Harpagophytum: Devils claw research
by Paul Bergner
Medical Herbalism 5(1):9
Research in a recent article in Planta Medica evaluated the anti-inflammatory and analgesic properties of Devil’s Claw (Harpagophytum procumbens) in a series of animal experiments. The research confirmed the use of Devil’s Claw for headaches, allergic reactions, and rheumatism, but its immediate clinical implications are not clear.
The results of previous studies of Devil’s Claw for subacute inflammation have been mixed, but past tests in acute inflammation have all given negative results. This study found an aqueous extract effective in acute inflammation, but used intraperitoneal injection rather than the oral route used in previous studies. Some previous studies have been flawed by not carefully controlling the form of Devil’s Claw being used. This study properly used only the secondary roots, and used chromatography to verify the presence of marker active constituents.
This study demonstrated that the supposed “active ingredient” harpagoside was not involved in the acute anti-inflammatory effect, and only partially contributed to the analgesic effect, demonstrating that the action of Devils claw, like that of most herbs, comes from the combined effects of many constituents.

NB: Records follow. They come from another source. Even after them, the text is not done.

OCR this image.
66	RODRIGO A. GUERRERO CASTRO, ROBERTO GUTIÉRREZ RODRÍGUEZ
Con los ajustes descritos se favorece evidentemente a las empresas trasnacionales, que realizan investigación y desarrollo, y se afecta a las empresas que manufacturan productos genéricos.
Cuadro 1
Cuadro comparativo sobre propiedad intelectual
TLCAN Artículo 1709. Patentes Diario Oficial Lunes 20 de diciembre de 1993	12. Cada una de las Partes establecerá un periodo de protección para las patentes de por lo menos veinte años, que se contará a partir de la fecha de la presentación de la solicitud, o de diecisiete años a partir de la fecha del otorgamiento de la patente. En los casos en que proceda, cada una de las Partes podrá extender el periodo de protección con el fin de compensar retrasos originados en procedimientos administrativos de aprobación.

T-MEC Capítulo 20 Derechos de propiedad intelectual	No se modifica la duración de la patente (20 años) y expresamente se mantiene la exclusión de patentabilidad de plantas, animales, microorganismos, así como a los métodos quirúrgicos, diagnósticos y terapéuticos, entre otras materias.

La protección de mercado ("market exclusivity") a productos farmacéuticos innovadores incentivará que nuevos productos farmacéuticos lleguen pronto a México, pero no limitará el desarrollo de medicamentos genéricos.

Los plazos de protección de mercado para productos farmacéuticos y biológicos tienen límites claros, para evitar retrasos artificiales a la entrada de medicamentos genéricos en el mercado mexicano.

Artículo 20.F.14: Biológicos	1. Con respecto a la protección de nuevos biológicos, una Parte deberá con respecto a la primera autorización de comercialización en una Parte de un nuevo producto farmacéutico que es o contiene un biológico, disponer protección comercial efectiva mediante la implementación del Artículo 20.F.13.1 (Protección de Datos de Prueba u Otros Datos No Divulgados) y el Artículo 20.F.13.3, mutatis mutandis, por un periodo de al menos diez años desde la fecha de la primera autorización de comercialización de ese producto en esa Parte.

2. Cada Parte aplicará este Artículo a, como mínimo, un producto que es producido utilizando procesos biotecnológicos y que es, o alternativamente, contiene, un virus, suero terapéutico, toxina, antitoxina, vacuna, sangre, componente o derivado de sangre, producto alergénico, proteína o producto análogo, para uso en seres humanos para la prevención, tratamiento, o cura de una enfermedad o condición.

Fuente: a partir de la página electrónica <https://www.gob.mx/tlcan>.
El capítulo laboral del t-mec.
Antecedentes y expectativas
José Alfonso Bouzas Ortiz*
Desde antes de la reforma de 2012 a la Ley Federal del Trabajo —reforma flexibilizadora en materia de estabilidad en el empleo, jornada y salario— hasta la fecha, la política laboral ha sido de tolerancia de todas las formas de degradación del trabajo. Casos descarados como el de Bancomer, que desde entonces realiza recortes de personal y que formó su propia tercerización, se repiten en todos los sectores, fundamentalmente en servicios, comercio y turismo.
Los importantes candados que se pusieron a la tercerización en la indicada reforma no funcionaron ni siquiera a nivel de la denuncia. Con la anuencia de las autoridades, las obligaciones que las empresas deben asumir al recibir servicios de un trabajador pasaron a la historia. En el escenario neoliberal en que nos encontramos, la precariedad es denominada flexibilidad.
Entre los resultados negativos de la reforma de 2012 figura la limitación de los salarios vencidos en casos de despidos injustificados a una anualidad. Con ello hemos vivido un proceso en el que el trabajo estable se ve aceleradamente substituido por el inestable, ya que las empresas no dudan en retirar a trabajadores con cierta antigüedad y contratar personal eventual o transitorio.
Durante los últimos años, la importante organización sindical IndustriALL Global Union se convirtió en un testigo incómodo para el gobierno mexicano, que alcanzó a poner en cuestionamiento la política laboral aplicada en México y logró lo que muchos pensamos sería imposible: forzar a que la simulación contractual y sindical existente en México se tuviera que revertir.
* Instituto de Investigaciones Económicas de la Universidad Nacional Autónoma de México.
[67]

A Devil’s Claw infusion is used traditionally in southern Africa for indigestion, fevers, blood disorders, and as a bitter tonic. The dried tuber is given to pregnant women for pain three times daily in doses of 0.25g (stage of pregnancy not stated). The fresh tuber is used to make an ointment for ulcers, boils, and skin lesions. Other extracts (type not named) are used for rheumatic diseases, allergic reactions, headache and other pain. There are no reports on side effects, but it is known not to be outright poisonous (Watt). It was introduced into Europe through Germany in the early 20th century, and is used there primarily for its anti-inflammatory effects, but also for diseases of the gall bladder, liver, kidney, and bladder, for allergies, hardening of the arteries, lumbago, heartburn, and nicotine poisoning (Kämpf).
Weiss suggests use of Devil’s Claw in dyspepsia and gall bladder disease, but cautions that it is contraindicated in stomach ulcers (because of its bitter properties.) He says the plant has approximately the same degree of bitterness as gentian. He also mentions use as an anti-rheumatic, including injection of proprietary preparations directly into inflamed joints. He cites German research showing that it lowers cholesterol and “neutral fat” levels, and suggested it could be especially beneficial for older patients the rheumatic complaints, obesity, and hyperlipidemia. Weiss also expressed skepticism about the quality of the plant available in commercial preparations, due to possible adulteration of the secondary roots with primary roots.
The British Herbal Pharmacopoeia (1982) suggests three-times-a-day doses of 0.1-.25g dried tuber or 0.5-1ml of 1:5 tincture in 25% alcohol.
Kämpf, R. 1976 Harpagophytum procumbens DC. Teufelskralle. Schweiz Apoth.-Ztg.
JM, Breyer-Brandwijk MG, 1962.
The Medicinal and Poisonous Plants of Southern
and Eastern Africa. E.
and S. Livingstone, Ltd. London, p. 830.